What happened to brave men like Jake W. Burns?

I found out tonight, watching my newest DVD, Lonely are the Brave (1962) which, IMHO is a completely under-rated classic.

The tag line is “Life can never cage a man like this…”

I watched it because, like the star Kirk Douglas, had enjoyed Edward Abbey’s The Brave Cowboy, and Douglas, already then a big star, wanted to make Abbey’s story into a movie, but it took a long time to convince the studios. Douglas wanted to call it “The Last Cowboy” but the studios forced this cheesier title.

Douglas’ character, Jack Burns, is the idealized version of Abbey’s self image- a man who lives on the land, at home in the desert or mountains, has no address, no social security card, no license, a loner.

I didn’t want a house. I didn’t want all those pots and pans… ‘Cause I’m a loner clear down deep to my guts. Know what a loner is? He’s a born cripple. He’s a cripple because the only person he can live with is himself. It’s his life, the way he wants to live. It’s all for him.

But he’s not a cold hearted loner– he does have people, and when Burns hears of his friend Paul who is in jail, Burns has to Do Something.

That’s the beauty of the film (and the story) what opens like any other cheesy western, that turns quickly as the cowboy rides into the outskirts of Albuquerque, and confronts the modern world he is not a part of. But he’s not a complete loner as Paul is his childhood pal, who married a woman Jack likely desired, and has affection for their son. In the book, Paul was in jail for being a draft dodger, in the movie, it was made a little more of the times (and even more so now), as Paul is in for lending aid to illegal immigrants.

Burns has a clear plan- he is going to break into jail to help his friend. He does this by geting drunk in a bar, and starting a fight (a crazy fight scene, with Burns fighting with one arm and losing badly), with all people, a one armed man (played by an actor who was actually one armed and played that character in The Fugitive). Burns gets in jail, with hacksaws hidden in his boots, and tries to talk his friend into breaking out, with some fantasy of taking Paul and his family to Mexico. But Paul wont have anything of it; he knows breaking out would make him a fugitive and hurt his family. Paul is rooted in the same ast as Burns, but has adjusted to the modern world.

Before busting out, Burns has an altercation with the tough jail cop, played so nastily by George Kennedy. This sets up the chase section of the movie, where Burns rides his horse up and over the mountains behind the city, and is chased by the cops lef by the enigmatic Sheriff played in that characteristic way by Walter Matthau. He seems in many ways, a lonely man among his staff of stooges, yet full of quirks (his observations out the office window) and lines like:

You’d think we’re chasing a ghost… an invisible horse and an invisible cowboy. Harry, throw me that canteen. I haven’t got enough spit left to wet a stick of gum.

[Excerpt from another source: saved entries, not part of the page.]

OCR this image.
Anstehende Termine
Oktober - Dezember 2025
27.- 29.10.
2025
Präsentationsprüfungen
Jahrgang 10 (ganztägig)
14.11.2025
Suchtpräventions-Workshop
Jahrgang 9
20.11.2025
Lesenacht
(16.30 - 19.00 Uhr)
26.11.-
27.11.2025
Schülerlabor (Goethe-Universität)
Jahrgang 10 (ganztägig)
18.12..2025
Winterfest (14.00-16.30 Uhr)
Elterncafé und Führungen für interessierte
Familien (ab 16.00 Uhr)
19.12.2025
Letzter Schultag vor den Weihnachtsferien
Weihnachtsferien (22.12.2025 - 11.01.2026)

As shrewdly noted by Steven Spielberg in the DVD extras, the film plays this contrast between Burns, a man of the land who fits in with the landscape as much as the rocks, trees, and cougars versus the cops, who always seem awkward, quirky, and do not seem comfortable out in the mountains. Man who is nature compared to man vs nature.

This is an an all star movie, but never got the pay of it, and all when many of these actors where in their prime, or in the ascendency. Actually, according to IMDb, one of the helicopter pilots is played (un-credited) by Bill Bixby, his first film role.

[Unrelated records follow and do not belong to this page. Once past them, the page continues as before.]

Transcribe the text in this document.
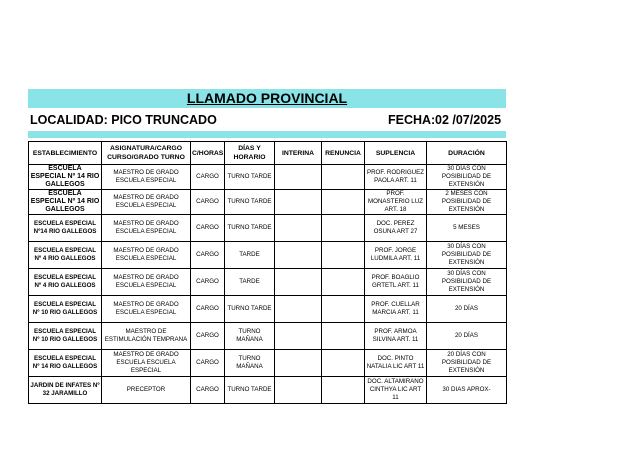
LLAMADO PROVINCIAL
LOCALIDAD: PICO TRUNCADO	FECHA: 02 /07/2025
ESTABLECIMIENTO	ASIGNATURA/CARGO CURSO/GRADO TURNO	C/HORAS	DÍAS Y HORARIO	INTERINA	RENUNCIA	SUPLENCIA	DURACIÓN
ESCUELA ESPECIAL Nº 14 RIO GALLEGOS	MAESTRO DE GRADO ESCUELA ESPECIAL	CARGO	TURNO TARDE			PROF. RODRIGUEZ PAOLA ART. 11	30 DÍAS CON POSIBILIDAD DE EXTENSIÓN
ESCUELA ESPECIAL Nº 14 RIO GALLEGOS	MAESTRO DE GRADO ESCUELA ESPECIAL	CARGO	TURNO TARDE			PROF. MONASTERIO LUZ ART. 18	2 MESES CON POSIBILIDAD DE EXTENSIÓN
ESCUELA ESPECIAL Nº14 RIO GALLEGOS	MAESTRO DE GRADO ESCUELA ESPECIAL	CARGO	TURNO TARDE			DOC. PEREZ OSUNA ART 27	5 MESES
ESCUELA ESPECIAL Nº 4 RIO GALLEGOS	MAESTRO DE GRADO ESCUELA ESPECIAL	CARGO	TARDE			PROF. JORGE LUDMILA ART. 11	30 DÍAS CON POSIBILIDAD DE EXTENSIÓN
ESCUELA ESPECIAL Nº 4 RIO GALLEGOS	MAESTRO DE GRADO ESCUELA ESPECIAL	CARGO	TARDE			PROF. BOAGLIO GRTETL ART. 11	30 DÍAS CON POSIBILIDAD DE EXTENSIÓN
ESCUELA ESPECIAL Nº 10 RIO GALLEGOS	MAESTRO DE GRADO ESCUELA ESPECIAL	CARGO	TURNO TARDE			PROF. CUELLAR MARCIA ART. 11	20 DÍAS
ESCUELA ESPECIAL Nº 10 RIO GALLEGOS	MAESTRO DE ESTIMULACIÓN TEMPRANA	CARGO	TURNO MAÑANA			PROF. ARMOA SILVINA ART. 11	20 DÍAS
ESCUELA ESPECIAL Nº 14 RIO GALLEGOS	MAESTRO DE GRADO ESCUELA ESCUELA ESPECIAL	CARGO	TURNO MAÑANA			DOC. PINTO NATALIA LIC ART 11	20 DÍAS CON POSIBILIDAD DE EXTENSIÓN
JARDIN DE INFATES Nº 32 JARAMILLO	PRECEPTOR	CARGO	TURNO TARDE			DOC. ALTAMIRANO CINTHYA LIC ART 11	30 DIAS APROX-
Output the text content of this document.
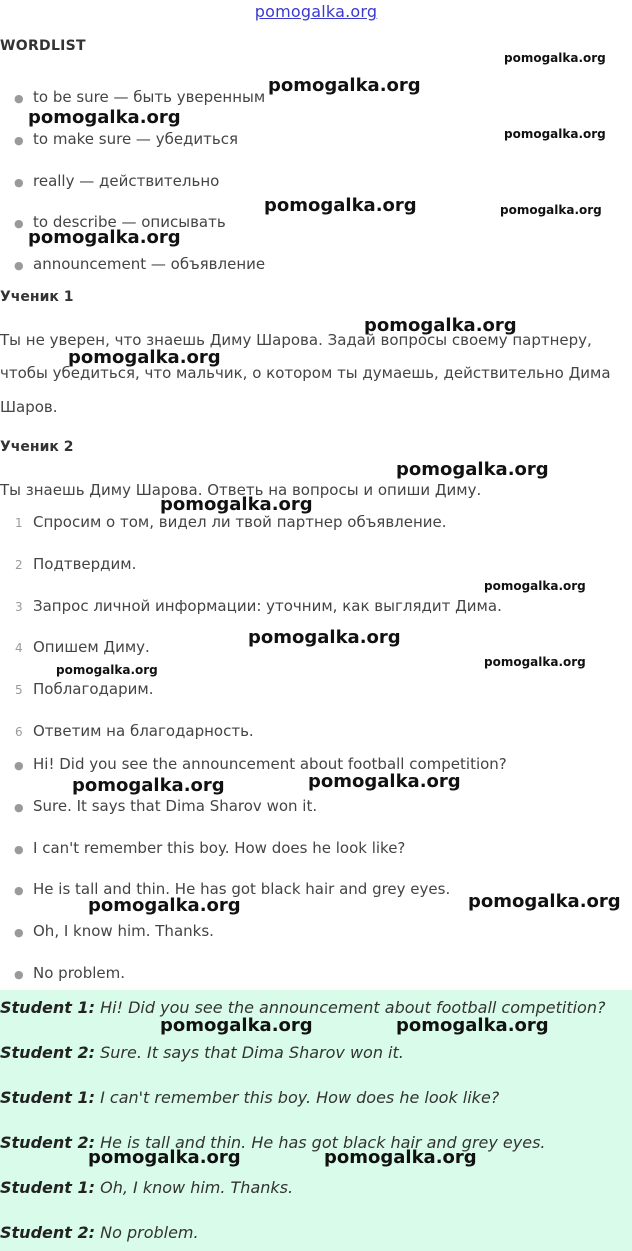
pomogalka.org
WORDLIST
● to be sure — быть уверенным
● to make sure — убедиться
● really — действительно
● to describe — описывать
● announcement — объявление
Ученик 1
Ты не уверен, что знаешь Диму Шарова. Задай вопросы своему партнеру,
чтобы убедиться, что мальчик, о котором ты думаешь, действительно Дима
Шаров.
Ученик 2
Ты знаешь Диму Шарова. Ответь на вопросы и опиши Диму.
1 Спросим о том, видел ли твой партнер объявление.
2 Подтвердим.
3 Запрос личной информации: уточним, как выглядит Дима.
4 Опишем Диму.
5 Поблагодарим.
6 Ответим на благодарность.
● Hi! Did you see the announcement about football competition?
● Sure. It says that Dima Sharov won it.
● I can't remember this boy. How does he look like?
● He is tall and thin. He has got black hair and grey eyes.
● Oh, I know him. Thanks.
● No problem.
Student 1: Hi! Did you see the announcement about football competition?
Student 2: Sure. It says that Dima Sharov won it.
Student 1: I can't remember this boy. How does he look like?
Student 2: He is tall and thin. He has got black hair and grey eyes.
Student 1: Oh, I know him. Thanks.
Student 2: No problem.
pomogalka.org
pomogalka.org
pomogalka.org
pomogalka.org
pomogalka.org	pomogalka.org
pomogalka.org
pomogalka.org
pomogalka.org
pomogalka.org
pomogalka.org
pomogalka.org
pomogalka.org
pomogalka.org
pomogalka.org
pomogalka.org
pomogalka.org
pomogalka.org
pomogalka.org
pomogalka.org	pomogalka.org
pomogalka.org	pomogalka.org
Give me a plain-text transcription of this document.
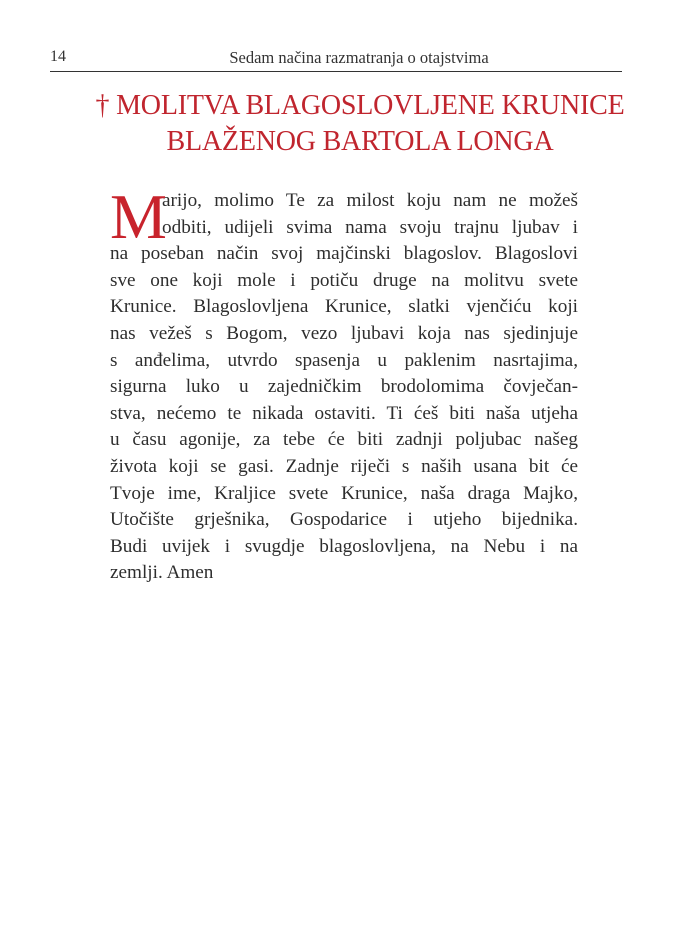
14	Sedam načina razmatranja o otajstvima
† MOLITVA BLAGOSLOVLJENE KRUNICE
BLAŽENOG BARTOLA LONGA
M
arijo, molimo Te za milost koju nam ne možeš
odbiti, udijeli svima nama svoju trajnu ljubav i
na poseban način svoj majčinski blagoslov. Blagoslovi
sve one koji mole i potiču druge na molitvu svete
Krunice. Blagoslovljena Krunice, slatki vjenčiću koji
nas vežeš s Bogom, vezo ljubavi koja nas sjedinjuje
s anđelima, utvrdo spasenja u paklenim nasrtajima,
sigurna luko u zajedničkim brodolomima čovječan-
stva, nećemo te nikada ostaviti. Ti ćeš biti naša utjeha
u času agonije, za tebe će biti zadnji poljubac našeg
života koji se gasi. Zadnje riječi s naših usana bit će
Tvoje ime, Kraljice svete Krunice, naša draga Majko,
Utočište grješnika, Gospodarice i utjeho bijednika.
Budi uvijek i svugdje blagoslovljena, na Nebu i na
zemlji. Amen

The seemingly un-parallel plot line is the Acme truck driver, Hinton, played by Caroll O’Conner, full of fatigue as he is driving his truckload of toilets from Missouri to “Duke City” (aka Albuquerque). It is this that is the real contrast to Jack Burns, the Cowboy, man of the land vs Hinton with his completely urban truck load.

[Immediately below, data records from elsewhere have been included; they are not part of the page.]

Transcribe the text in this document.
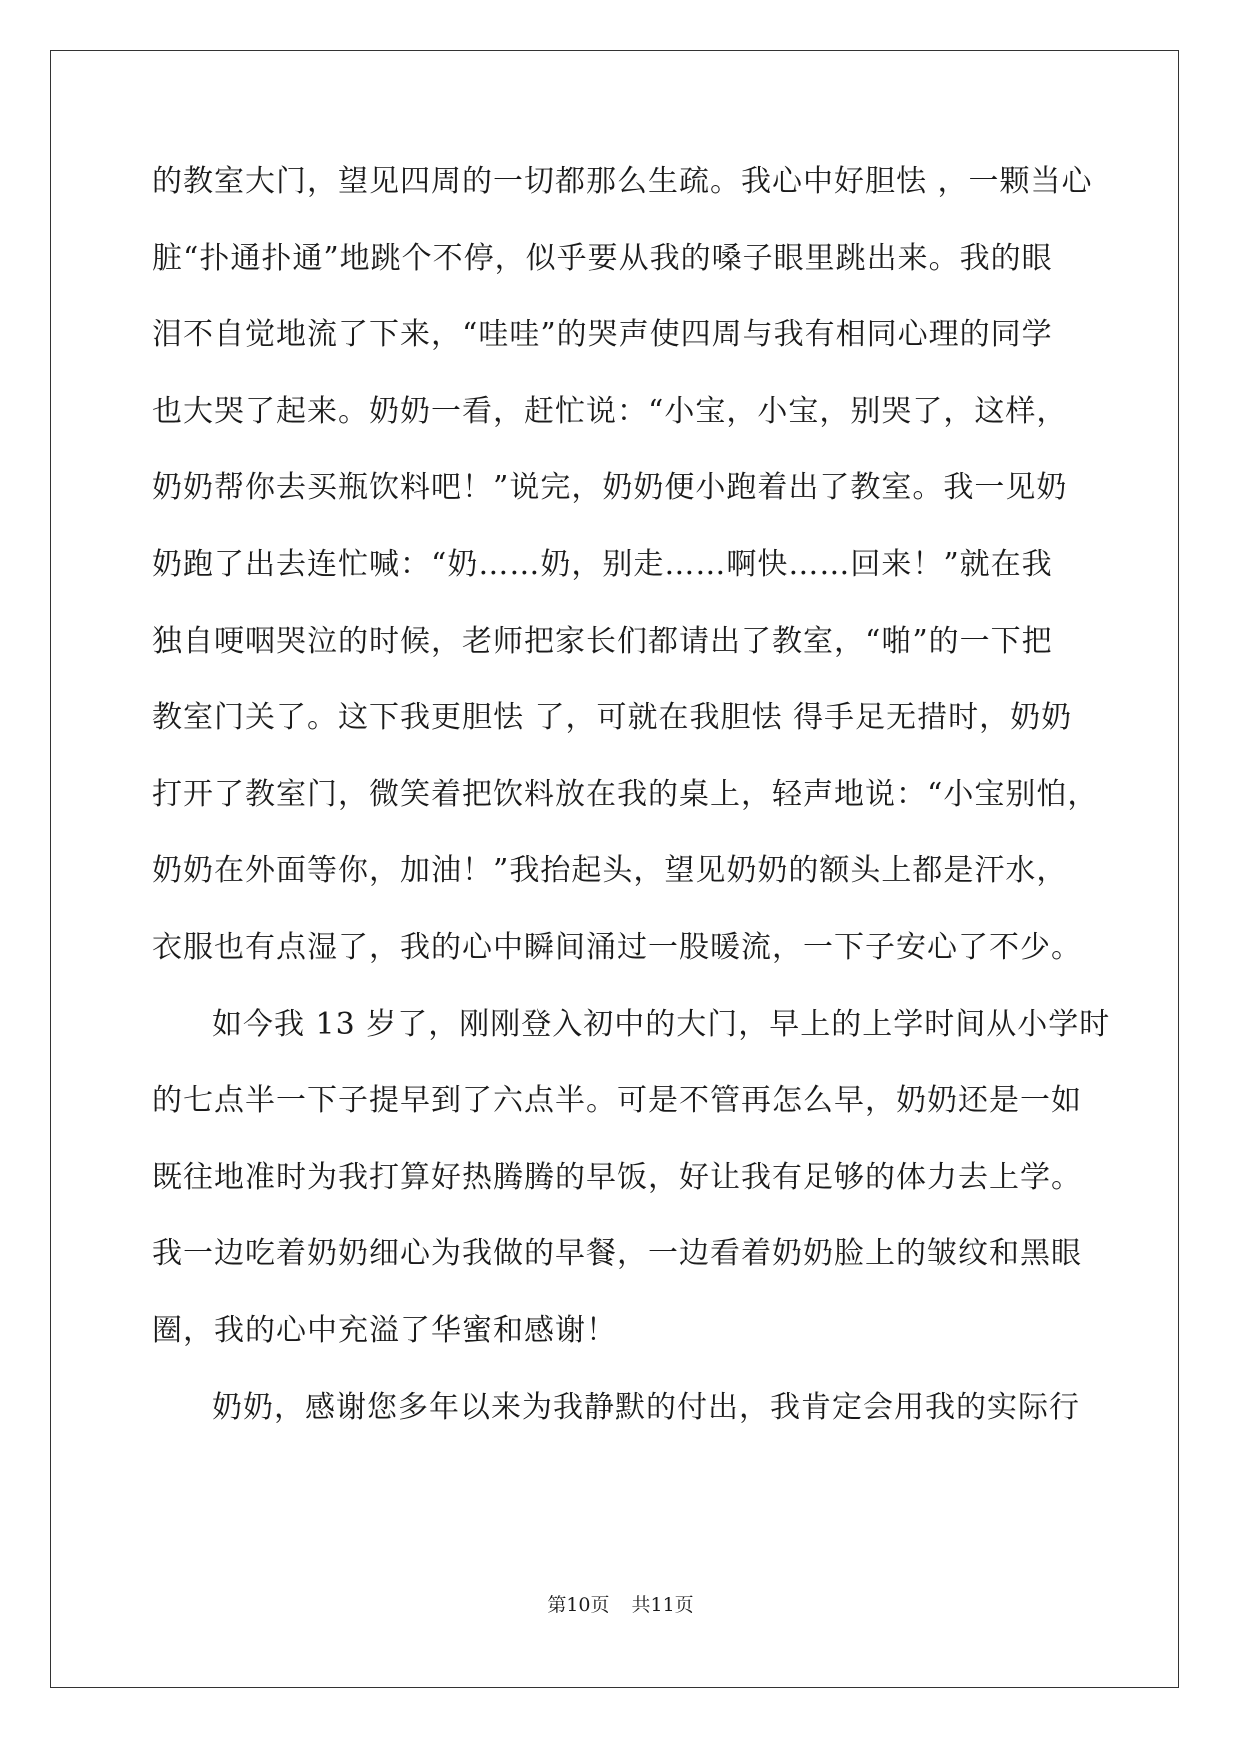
的教室大门，望见四周的一切都那么生疏。我心中好胆怯 ，一颗当心
脏“扑通扑通”地跳个不停，似乎要从我的嗓子眼里跳出来。我的眼
泪不自觉地流了下来，“哇哇”的哭声使四周与我有相同心理的同学
也大哭了起来。奶奶一看，赶忙说：“小宝，小宝，别哭了，这样，
奶奶帮你去买瓶饮料吧！”说完，奶奶便小跑着出了教室。我一见奶
奶跑了出去连忙喊：“奶……奶，别走……啊快……回来！”就在我
独自哽咽哭泣的时候，老师把家长们都请出了教室，“啪”的一下把
教室门关了。这下我更胆怯 了，可就在我胆怯 得手足无措时，奶奶
打开了教室门，微笑着把饮料放在我的桌上，轻声地说：“小宝别怕，
奶奶在外面等你，加油！”我抬起头，望见奶奶的额头上都是汗水，
衣服也有点湿了，我的心中瞬间涌过一股暖流，一下子安心了不少。
如今我 13 岁了，刚刚登入初中的大门，早上的上学时间从小学时
的七点半一下子提早到了六点半。可是不管再怎么早，奶奶还是一如
既往地准时为我打算好热腾腾的早饭，好让我有足够的体力去上学。
我一边吃着奶奶细心为我做的早餐，一边看着奶奶脸上的皱纹和黑眼
圈，我的心中充溢了华蜜和感谢！
奶奶，感谢您多年以来为我静默的付出，我肯定会用我的实际行
第10页 共11页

Really, the true star of the film is Whiskey, the wily horse that Burns has his real relationship with. They can be at odds with each other (like the opening where Whiskey throws off the saddle blanket), but are also committed to each other. Burns walks that horse completely up a mountain, and at a point knowing it would be better for them both to leave the horse behind, cannot abandon Whiskey.

I’ve probably said to much to give away where the story goes, but it is riveting. It’s not a western and its not an anti-western, but as an early piece of Abbey’s writing, does set up that contrast of the rugged individualist and the machine of society. But its never quite this versus that– as this small quote from Abbey’s Confessions of a Barbarian that I am also reading — Abbery can have these river long sentences of passion that flow over several pages but also these cryptic gems:

There’s only one good thing as good as society — solitude (And conversely.)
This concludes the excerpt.